Au delà de l'information préventive, et compte tenu de l'ampleur des moyens à mobiliser, la commune a développé des efforts importants en faveur de l'assistance et du secours en montagne. De longue date, le secours en montagne sur le Massif du Mont-Blanc et les massifs limitrophes (Aiguilles Rouges, Val Montjoie .. ) sont assurés par les services publics relevant de l'État, que ce soit la Sécurité Civile ou la Gendarmerie Nationale pour les matériels, le Peloton de Gendarmerie de Haute Montagne pour le personnel. De longue date également, la Ville de CHAMONIX soutient ces services publics en finançant l'acquisition des matériels nécessaires aux opérations de secours, les travaux de recherche réalisés en matière de perfectionnement de ces matériels, en matière de médicalisation du secours.

De façon plus récente et compte tenu, d'une part de la vétusté des locaux de l'héli station du secours en montagne des Bois, d'autre part du volume des opérations réalisées (plus de 800 interventions héliportées en moyenne par an), la commune a décidé de réaliser une Droping Zone (DZ) fonctionnelle, parfaitement adaptée aux besoins des secouristes, des médecins du secours, à l'accueil des familles, de la presse...

Ce programme, opérationnel depuis décembre, réalisé sous maîtrise d'ouvrage communale, à un coût de quelque 11,5 Millions de Francs.

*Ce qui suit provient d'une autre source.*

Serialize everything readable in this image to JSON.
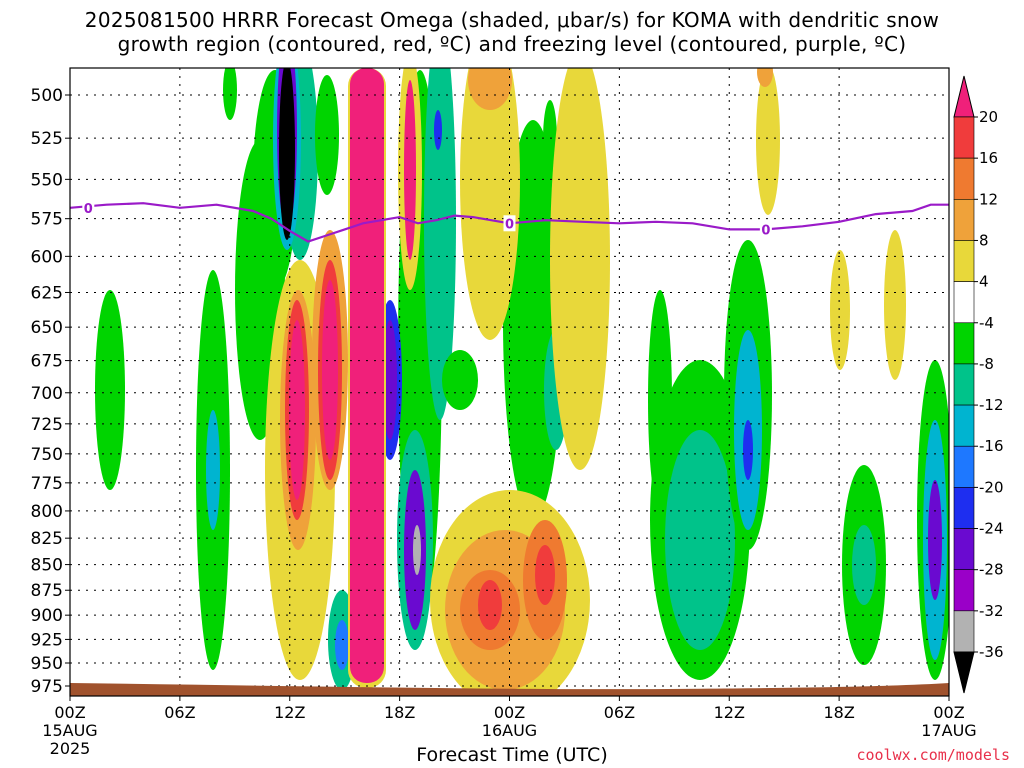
{
  "title": {
    "line1": "2025081500 HRRR Forecast Omega (shaded, μbar/s) for KOMA with dendritic snow",
    "line2": "growth region (contoured, red, ºC) and freezing level (contoured, purple, ºC)"
  },
  "xlabel": "Forecast Time (UTC)",
  "credit": "coolwx.com/models",
  "colors": {
    "freezing_level": "#9a1ac8",
    "ground": "#a0522d",
    "neg_shades": [
      "#00d400",
      "#00c38a",
      "#00b4d0",
      "#1e78ff",
      "#1e2ef0",
      "#6a0ad0",
      "#9a00c8",
      "#b2b2b2",
      "#000000"
    ],
    "pos_shades": [
      "#e8d83a",
      "#f0b43a",
      "#eb8a32",
      "#f04a3c",
      "#f21a8c"
    ]
  },
  "chart_data": {
    "type": "heatmap",
    "variable": "Omega",
    "units": "μbar/s",
    "model": "HRRR",
    "site": "KOMA",
    "init": "2025081500",
    "x_ticks": [
      {
        "label": "00Z",
        "date": "15AUG",
        "year": "2025",
        "hours": 0
      },
      {
        "label": "06Z",
        "date": "",
        "year": "",
        "hours": 6
      },
      {
        "label": "12Z",
        "date": "",
        "year": "",
        "hours": 12
      },
      {
        "label": "18Z",
        "date": "",
        "year": "",
        "hours": 18
      },
      {
        "label": "00Z",
        "date": "16AUG",
        "year": "",
        "hours": 24
      },
      {
        "label": "06Z",
        "date": "",
        "year": "",
        "hours": 30
      },
      {
        "label": "12Z",
        "date": "",
        "year": "",
        "hours": 36
      },
      {
        "label": "18Z",
        "date": "",
        "year": "",
        "hours": 42
      },
      {
        "label": "00Z",
        "date": "17AUG",
        "year": "",
        "hours": 48
      }
    ],
    "xlim": [
      0,
      48
    ],
    "y_ticks": [
      500,
      525,
      550,
      575,
      600,
      625,
      650,
      675,
      700,
      725,
      750,
      775,
      800,
      825,
      850,
      875,
      900,
      925,
      950,
      975
    ],
    "ylim": [
      487,
      982
    ],
    "y_scale": "log-pressure",
    "colorbar": {
      "labels": [
        "20",
        "16",
        "12",
        "8",
        "4",
        "-4",
        "-8",
        "-12",
        "-16",
        "-20",
        "-24",
        "-28",
        "-32",
        "-36"
      ],
      "bins": [
        {
          "lo": 20,
          "hi": null,
          "color": "#f0207a"
        },
        {
          "lo": 16,
          "hi": 20,
          "color": "#f03c3c"
        },
        {
          "lo": 12,
          "hi": 16,
          "color": "#ef7a30"
        },
        {
          "lo": 8,
          "hi": 12,
          "color": "#efa23a"
        },
        {
          "lo": 4,
          "hi": 8,
          "color": "#e8d83a"
        },
        {
          "lo": -4,
          "hi": 4,
          "color": "#ffffff"
        },
        {
          "lo": -8,
          "hi": -4,
          "color": "#00d400"
        },
        {
          "lo": -12,
          "hi": -8,
          "color": "#00c38a"
        },
        {
          "lo": -16,
          "hi": -12,
          "color": "#00b4d0"
        },
        {
          "lo": -20,
          "hi": -16,
          "color": "#1e78ff"
        },
        {
          "lo": -24,
          "hi": -20,
          "color": "#1e2ef0"
        },
        {
          "lo": -28,
          "hi": -24,
          "color": "#6a0ad0"
        },
        {
          "lo": -32,
          "hi": -28,
          "color": "#9a00c8"
        },
        {
          "lo": -36,
          "hi": -32,
          "color": "#b2b2b2"
        },
        {
          "lo": null,
          "hi": -36,
          "color": "#000000"
        }
      ]
    },
    "freezing_level_contour": {
      "label": "0",
      "hours": [
        0,
        2,
        4,
        6,
        8,
        10,
        11,
        12,
        13,
        14,
        15,
        16,
        17,
        18,
        19,
        20,
        21,
        22,
        23,
        24,
        26,
        28,
        30,
        32,
        34,
        36,
        38,
        40,
        42,
        44,
        46,
        47,
        48
      ],
      "pressure": [
        568,
        566,
        565,
        568,
        566,
        570,
        575,
        583,
        590,
        586,
        582,
        578,
        576,
        574,
        578,
        576,
        573,
        574,
        576,
        578,
        576,
        577,
        578,
        577,
        578,
        582,
        582,
        580,
        577,
        572,
        570,
        566,
        566
      ],
      "label_hours": [
        1,
        24,
        38
      ]
    },
    "ground_level_hpa": [
      975,
      982
    ]
  }
}
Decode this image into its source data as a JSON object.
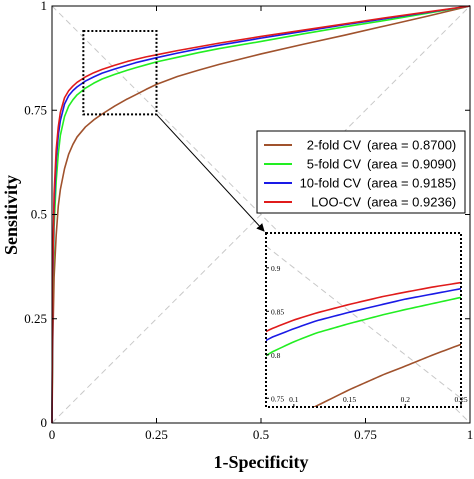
{
  "chart_data": {
    "type": "line",
    "title": "",
    "xlabel": "1-Specificity",
    "ylabel": "Sensitivity",
    "xlim": [
      0,
      1
    ],
    "ylim": [
      0,
      1
    ],
    "xticks": [
      "0",
      "0.25",
      "0.5",
      "0.75",
      "1"
    ],
    "yticks": [
      "0",
      "0.25",
      "0.5",
      "0.75",
      "1"
    ],
    "grid": false,
    "legend_position": "right",
    "reference_lines": [
      "diagonal y=x (dashed gray)",
      "anti-diagonal y=1-x (dashed gray)"
    ],
    "series": [
      {
        "name": "2-fold CV",
        "area_label": "(area = 0.8700)",
        "color": "#a0522d",
        "x": [
          0,
          0.002,
          0.005,
          0.01,
          0.015,
          0.02,
          0.03,
          0.04,
          0.05,
          0.06,
          0.08,
          0.1,
          0.12,
          0.15,
          0.18,
          0.2,
          0.225,
          0.25,
          0.3,
          0.35,
          0.4,
          0.5,
          0.6,
          0.7,
          0.8,
          0.9,
          1.0
        ],
        "y": [
          0,
          0.2,
          0.35,
          0.45,
          0.52,
          0.56,
          0.61,
          0.645,
          0.668,
          0.686,
          0.71,
          0.727,
          0.741,
          0.76,
          0.777,
          0.787,
          0.8,
          0.812,
          0.831,
          0.846,
          0.86,
          0.885,
          0.908,
          0.93,
          0.953,
          0.976,
          1.0
        ]
      },
      {
        "name": "5-fold CV",
        "area_label": "(area = 0.9090)",
        "color": "#22ee22",
        "x": [
          0,
          0.002,
          0.005,
          0.01,
          0.015,
          0.02,
          0.03,
          0.04,
          0.05,
          0.06,
          0.08,
          0.1,
          0.12,
          0.15,
          0.18,
          0.2,
          0.225,
          0.25,
          0.3,
          0.35,
          0.4,
          0.5,
          0.6,
          0.7,
          0.8,
          0.9,
          1.0
        ],
        "y": [
          0,
          0.3,
          0.47,
          0.58,
          0.645,
          0.69,
          0.735,
          0.76,
          0.775,
          0.787,
          0.803,
          0.815,
          0.825,
          0.836,
          0.846,
          0.852,
          0.859,
          0.866,
          0.877,
          0.888,
          0.898,
          0.915,
          0.933,
          0.95,
          0.966,
          0.983,
          1.0
        ]
      },
      {
        "name": "10-fold CV",
        "area_label": "(area = 0.9185)",
        "color": "#1a1ae6",
        "x": [
          0,
          0.002,
          0.005,
          0.01,
          0.015,
          0.02,
          0.03,
          0.04,
          0.05,
          0.06,
          0.08,
          0.1,
          0.12,
          0.15,
          0.18,
          0.2,
          0.225,
          0.25,
          0.3,
          0.35,
          0.4,
          0.5,
          0.6,
          0.7,
          0.8,
          0.9,
          1.0
        ],
        "y": [
          0,
          0.35,
          0.52,
          0.63,
          0.69,
          0.725,
          0.765,
          0.785,
          0.797,
          0.806,
          0.82,
          0.83,
          0.839,
          0.849,
          0.858,
          0.864,
          0.87,
          0.876,
          0.887,
          0.897,
          0.906,
          0.923,
          0.939,
          0.955,
          0.97,
          0.985,
          1.0
        ]
      },
      {
        "name": "LOO-CV",
        "area_label": "(area = 0.9236)",
        "color": "#e01b1b",
        "x": [
          0,
          0.002,
          0.005,
          0.01,
          0.015,
          0.02,
          0.03,
          0.04,
          0.05,
          0.06,
          0.08,
          0.1,
          0.12,
          0.15,
          0.18,
          0.2,
          0.225,
          0.25,
          0.3,
          0.35,
          0.4,
          0.5,
          0.6,
          0.7,
          0.8,
          0.9,
          1.0
        ],
        "y": [
          0,
          0.38,
          0.55,
          0.655,
          0.71,
          0.745,
          0.78,
          0.797,
          0.808,
          0.817,
          0.83,
          0.84,
          0.848,
          0.858,
          0.867,
          0.872,
          0.878,
          0.883,
          0.893,
          0.902,
          0.911,
          0.927,
          0.942,
          0.957,
          0.972,
          0.986,
          1.0
        ]
      }
    ],
    "inset": {
      "source_box": {
        "x": [
          0.075,
          0.25
        ],
        "y": [
          0.74,
          0.94
        ]
      },
      "xlim": [
        0.075,
        0.25
      ],
      "ylim": [
        0.74,
        0.94
      ],
      "xticks": [
        "0.1",
        "0.15",
        "0.2",
        "0.25"
      ],
      "xtick_values": [
        0.1,
        0.15,
        0.2,
        0.25
      ],
      "yticks": [
        "0.75",
        "0.8",
        "0.85",
        "0.9"
      ],
      "ytick_values": [
        0.75,
        0.8,
        0.85,
        0.9
      ]
    }
  }
}
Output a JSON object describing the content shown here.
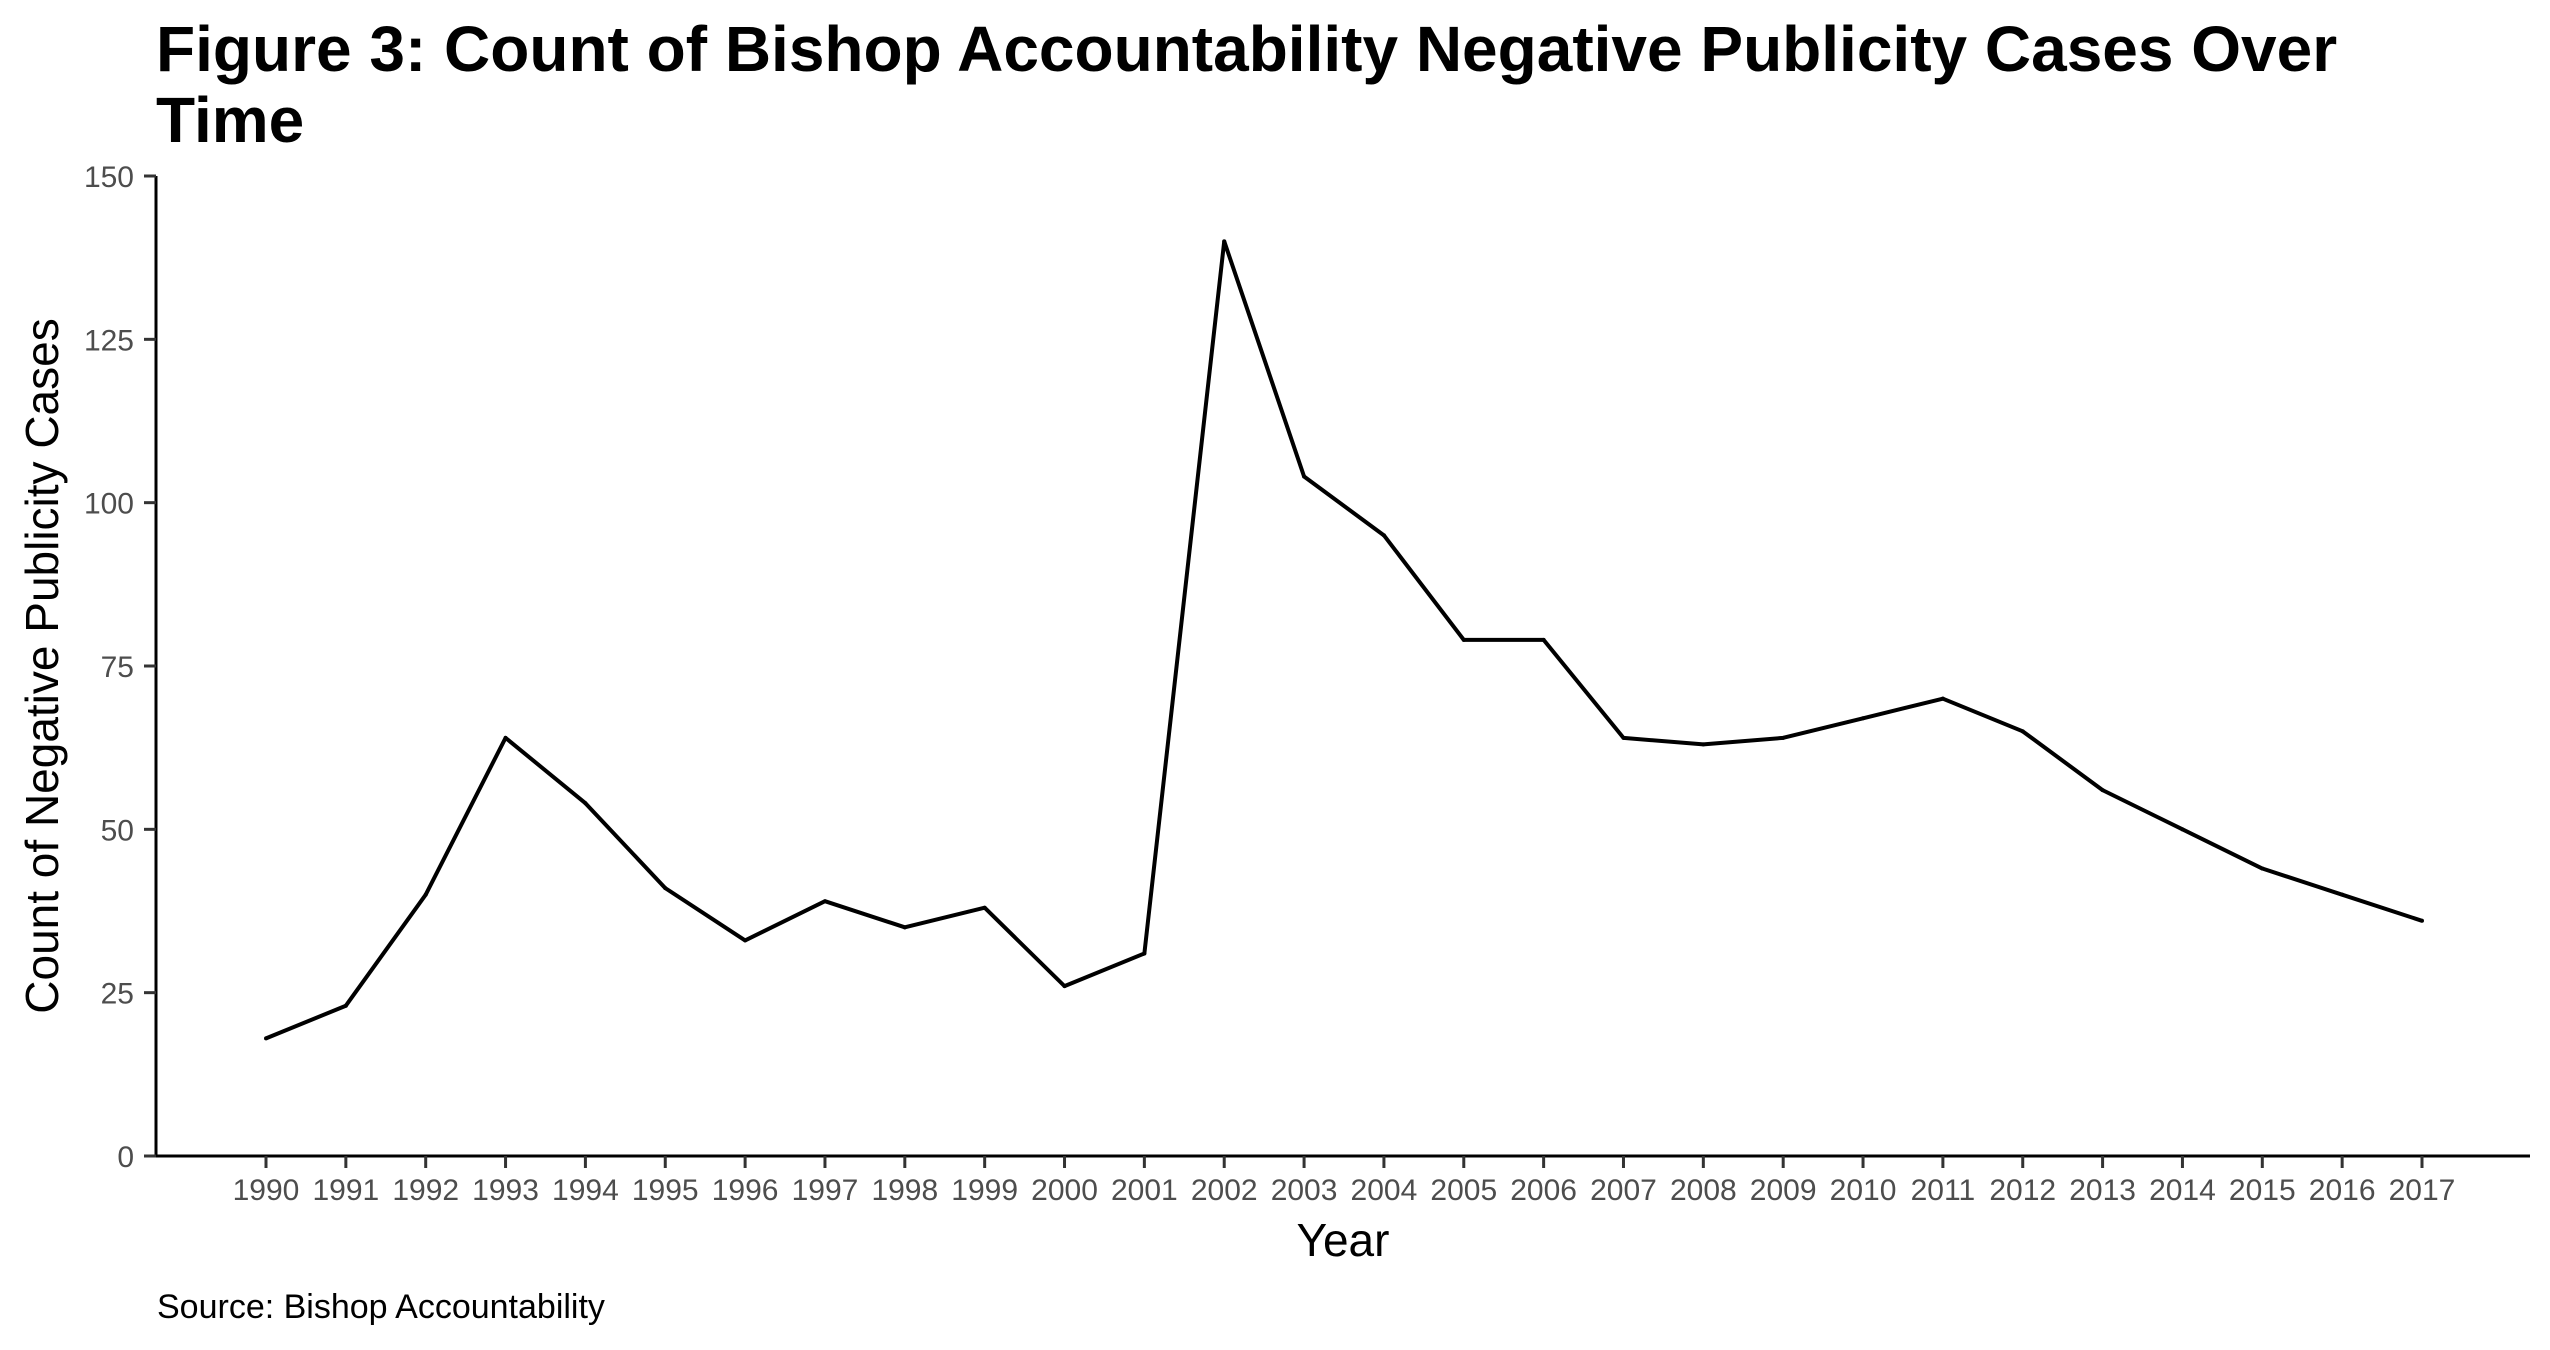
{
  "chart_data": {
    "type": "line",
    "title": "Figure 3: Count of Bishop Accountability Negative Publicity Cases Over Time",
    "xlabel": "Year",
    "ylabel": "Count of Negative Publicity Cases",
    "caption": "Source: Bishop Accountability",
    "x": [
      "1990",
      "1991",
      "1992",
      "1993",
      "1994",
      "1995",
      "1996",
      "1997",
      "1998",
      "1999",
      "2000",
      "2001",
      "2002",
      "2003",
      "2004",
      "2005",
      "2006",
      "2007",
      "2008",
      "2009",
      "2010",
      "2011",
      "2012",
      "2013",
      "2014",
      "2015",
      "2016",
      "2017"
    ],
    "series": [
      {
        "values": [
          18,
          23,
          40,
          64,
          54,
          41,
          33,
          39,
          35,
          38,
          26,
          31,
          140,
          104,
          95,
          79,
          79,
          64,
          63,
          64,
          67,
          70,
          65,
          56,
          50,
          44,
          40,
          36
        ],
        "color": "#000000"
      }
    ],
    "ylim": [
      0,
      150
    ],
    "yticks": [
      0,
      25,
      50,
      75,
      100,
      125,
      150
    ],
    "grid": false,
    "legend": "none"
  }
}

Il a pu bénéficier de financements européens (INTERREG), du Ministère de la Défense et de la Région Rhône-Alpes, la part restant à la charge de la commune étant de quelque 5 Millions de Francs. Encore une fois, les moyens mobilisés sont importants, mais il en va de la qualité du service public du secours en montagne dans le Massif du Mont Blanc auquel, à côté de l'information préventive, nous attachons la plus grande importance.